En outre, depuis le 13 avril dernier l’État prend à sa charge, à hauteur de 50 %, les masques que les collectivités territoriales distribuent à leurs habitants ; actuellement, un masque sur deux est distribué gratuitement.

Le Gouvernement a donc agi en responsabilité, et nos concitoyens sont désormais en mesure de se procurer des masques et du gel en quantité suffisante et à un prix très raisonnable.

Le principal enjeu autour des matériels de protection est non plus de baisser encore le taux de TVA qui leur est appliqué, mais de détecter et de sanctionner les fraudes et arnaques sur ces produits. Face à ces comportements, l’action des pouvoirs publics a permis un accroissement des contrôles tout à fait significatif.

Si l’objectif de votre proposition de loi est louable, nous estimons qu’elle n’apporte pas les réponses adéquates. Une baisse de la TVA sur les masques et les gels aurait un impact très faible sur leur prix. La méthode utilisée par le Gouvernement est la bonne, elle a donné des résultats satisfaisants : les prix constatés en Autriche, par exemple, où la TVA a été supprimée, se situent dans la même moyenne que ceux constatés en France. Enfin, cette mesure ne répondrait pas au problème majeur, qui est celui de la fraude et des arnaques. C’est pourquoi nous appelons à voter contre ce texte.

M. Marc Le Fur. Chers collègues de la majorité, votre gouvernement a totalement échoué sur la gestion des masques au début de la crise : il n’y avait pas de stocks stratégiques ; on nous a assuré que leur port n’était pas nécessaire avant d’affirmer le contraire.

Dans un premier temps, vous n’avez pas accepté la baisse de la TVA : le combat a été difficile, rythmé par des suspensions de séance, monsieur le rapporteur général, rappelez-vous ! Plusieurs d’entre nous avaient d’ailleurs déjà proposé un taux de TVA nul, et un taux de 2,1 % dans un amendement de repli. Votre seul argument a été de nous opposer l’obstacle du droit européen. Or les exemples donnés par notre rapporteur montrent que cette contrainte est fictive : l’Europe, heureusement, a évolué, tant sur les fonds budgétaires – et je sais gré au Président de la République d’y avoir grandement contribué – qu’au plan réglementaire. Saisissons donc cette opportunité en portant la TVA à 0 %.

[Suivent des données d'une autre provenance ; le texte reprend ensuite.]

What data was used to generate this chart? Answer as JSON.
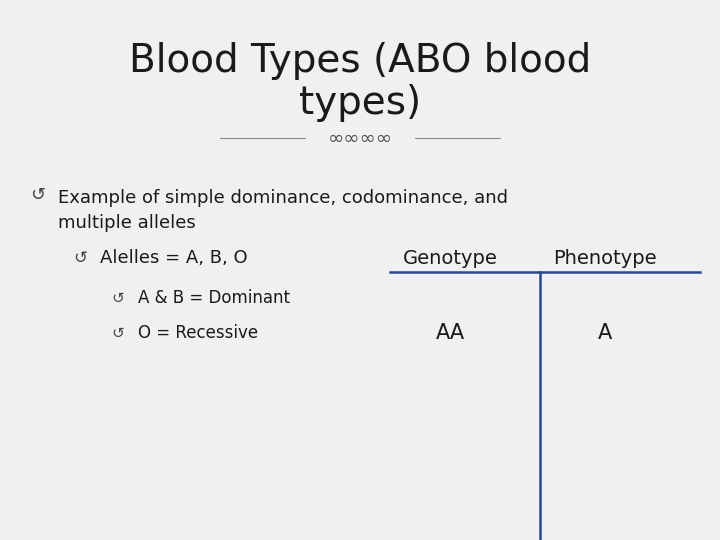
{
  "title_line1": "Blood Types (ABO blood",
  "title_line2": "types)",
  "background_color": "#f0f0f2",
  "title_color": "#1a1a1a",
  "text_color": "#1a1a1a",
  "bullet_color": "#333333",
  "table_line_color": "#2a4a8a",
  "title_fontsize": 28,
  "body_fontsize": 13,
  "header_fontsize": 14,
  "table_data_fontsize": 15,
  "text1": "Example of simple dominance, codominance, and\nmultiple alleles",
  "text2": "Alelles = A, B, O",
  "text3": "A & B = Dominant",
  "text4": "O = Recessive",
  "genotype_val": "AA",
  "phenotype_val": "A",
  "ornament_char": "∞∞∞∞"
}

Le taux de TVA est le reflet du caractère indispensable d’un produit ; il est donc moins élevé sur l’alimentation que sur l’automobile. Les masques étant plus qu’essentiels, il est justifié de leur appliquer un taux nul, d’autant plus que, prudents et raisonnables, nous proposons une application d’une durée limitée.

Chers collègues de la majorité, je constate avec regret que vous refusez toutes les propositions de loi que le groupe Les Républicains a présentées ce matin, alors que nous avons su faire preuve d’un esprit de responsabilité en votant plusieurs de vos textes.

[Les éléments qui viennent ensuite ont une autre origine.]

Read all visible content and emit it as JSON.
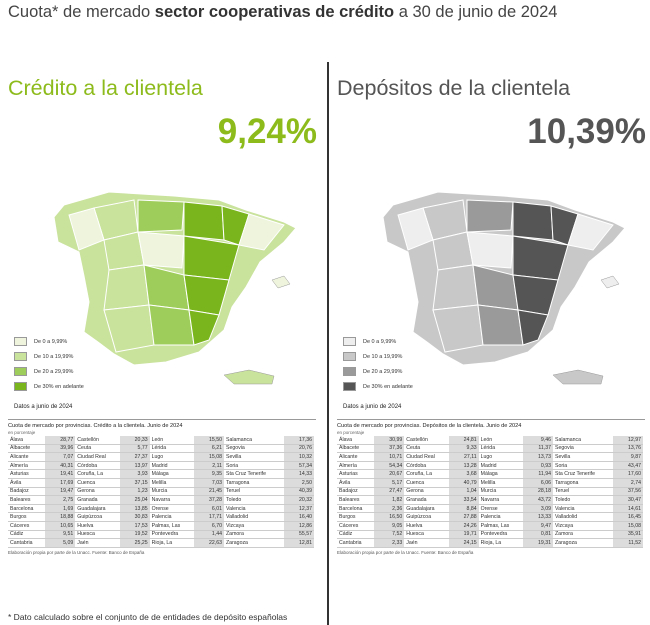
{
  "title": {
    "prefix": "Cuota* de mercado ",
    "bold": "sector cooperativas de crédito",
    "suffix": " a 30 de junio de 2024"
  },
  "panels": [
    {
      "heading": "Crédito a la clientela",
      "total": "9,24%",
      "legend": [
        "De 0 a 9,99%",
        "De 10 a 19,99%",
        "De 20 a 29,99%",
        "De 30% en adelante"
      ],
      "date_note": "Datos a junio de 2024",
      "table": {
        "title": "Cuota de mercado por provincias. Crédito a la clientela. Junio de 2024",
        "unit": "en porcentaje",
        "rows": [
          [
            "Álava",
            "28,77",
            "Castellón",
            "20,33",
            "León",
            "15,50",
            "Salamanca",
            "17,36"
          ],
          [
            "Albacete",
            "39,96",
            "Ceuta",
            "5,77",
            "Lérida",
            "6,21",
            "Segovia",
            "20,76"
          ],
          [
            "Alicante",
            "7,07",
            "Ciudad Real",
            "27,37",
            "Lugo",
            "15,08",
            "Sevilla",
            "10,32"
          ],
          [
            "Almería",
            "40,31",
            "Córdoba",
            "13,97",
            "Madrid",
            "2,11",
            "Soria",
            "57,34"
          ],
          [
            "Asturias",
            "19,41",
            "Coruña, La",
            "3,93",
            "Málaga",
            "9,35",
            "Sta Cruz Tenerife",
            "14,33"
          ],
          [
            "Ávila",
            "17,69",
            "Cuenca",
            "37,15",
            "Melilla",
            "7,03",
            "Tarragona",
            "2,50"
          ],
          [
            "Badajoz",
            "19,47",
            "Gerona",
            "1,23",
            "Murcia",
            "21,45",
            "Teruel",
            "40,39"
          ],
          [
            "Baleares",
            "2,75",
            "Granada",
            "25,04",
            "Navarra",
            "37,28",
            "Toledo",
            "20,32"
          ],
          [
            "Barcelona",
            "1,69",
            "Guadalajara",
            "13,85",
            "Orense",
            "6,01",
            "Valencia",
            "12,37"
          ],
          [
            "Burgos",
            "18,88",
            "Guipúzcoa",
            "30,83",
            "Palencia",
            "17,71",
            "Valladolid",
            "16,40"
          ],
          [
            "Cáceres",
            "10,65",
            "Huelva",
            "17,53",
            "Palmas, Las",
            "6,70",
            "Vizcaya",
            "12,86"
          ],
          [
            "Cádiz",
            "9,51",
            "Huesca",
            "19,52",
            "Pontevedra",
            "1,44",
            "Zamora",
            "55,57"
          ],
          [
            "Cantabria",
            "5,09",
            "Jaén",
            "25,25",
            "Rioja, La",
            "22,63",
            "Zaragoza",
            "12,81"
          ]
        ],
        "source": "Elaboración propia por parte de la Unacc. Fuente: Banco de España"
      }
    },
    {
      "heading": "Depósitos de la clientela",
      "total": "10,39%",
      "legend": [
        "De 0 a 9,99%",
        "De 10 a 19,99%",
        "De 20 a 29,99%",
        "De 30% en adelante"
      ],
      "date_note": "Datos a junio de 2024",
      "table": {
        "title": "Cuota de mercado por provincias. Depósitos de la clientela. Junio de 2024",
        "unit": "en porcentaje",
        "rows": [
          [
            "Álava",
            "30,99",
            "Castellón",
            "24,81",
            "León",
            "9,46",
            "Salamanca",
            "12,97"
          ],
          [
            "Albacete",
            "37,36",
            "Ceuta",
            "9,33",
            "Lérida",
            "11,37",
            "Segovia",
            "13,76"
          ],
          [
            "Alicante",
            "10,71",
            "Ciudad Real",
            "27,11",
            "Lugo",
            "13,73",
            "Sevilla",
            "9,87"
          ],
          [
            "Almería",
            "54,34",
            "Córdoba",
            "13,28",
            "Madrid",
            "0,93",
            "Soria",
            "43,47"
          ],
          [
            "Asturias",
            "20,67",
            "Coruña, La",
            "3,68",
            "Málaga",
            "11,94",
            "Sta Cruz Tenerife",
            "17,60"
          ],
          [
            "Ávila",
            "5,17",
            "Cuenca",
            "40,79",
            "Melilla",
            "6,06",
            "Tarragona",
            "2,74"
          ],
          [
            "Badajoz",
            "27,47",
            "Gerona",
            "1,04",
            "Murcia",
            "28,18",
            "Teruel",
            "37,56"
          ],
          [
            "Baleares",
            "1,82",
            "Granada",
            "33,54",
            "Navarra",
            "43,72",
            "Toledo",
            "30,47"
          ],
          [
            "Barcelona",
            "2,36",
            "Guadalajara",
            "8,84",
            "Orense",
            "3,09",
            "Valencia",
            "14,61"
          ],
          [
            "Burgos",
            "16,50",
            "Guipúzcoa",
            "27,88",
            "Palencia",
            "13,33",
            "Valladolid",
            "16,45"
          ],
          [
            "Cáceres",
            "9,05",
            "Huelva",
            "24,26",
            "Palmas, Las",
            "9,47",
            "Vizcaya",
            "15,08"
          ],
          [
            "Cádiz",
            "7,52",
            "Huesca",
            "19,71",
            "Pontevedra",
            "0,81",
            "Zamora",
            "35,91"
          ],
          [
            "Cantabria",
            "2,33",
            "Jaén",
            "24,15",
            "Rioja, La",
            "19,31",
            "Zaragoza",
            "11,52"
          ]
        ],
        "source": "Elaboración propia por parte de la Unacc. Fuente: Banco de España"
      }
    }
  ],
  "footnote": "* Dato calculado sobre el conjunto de de entidades de depósito españolas"
}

M. Bruno Duvergé. La proposition de loi de nos collègues du groupe Les Républicains n’est plus tout à fait appropriée à la situation sanitaire, qui a évolué ces dernières semaines.

Tout le monde ici sait quel délai sépare le dépôt d’un texte de son examen. La présente proposition de loi a été rédigée à un moment critique de la pandémie de covid-19 où il était bien plus difficile qu’aujourd’hui de se procurer masques et solutions hydroalcooliques. L’évolution favorable de la situation, sans rendre ce texte caduc, fait apparaître plusieurs éléments de l’exposé des motifs comme inactuels. Si au début de la période de confinement la pénurie de masques et de gel a donné lieu à quelques flambées de prix tout aussi sporadiques que scandaleuses, ceux-ci ont ensuite connu une harmonisation, puis une baisse.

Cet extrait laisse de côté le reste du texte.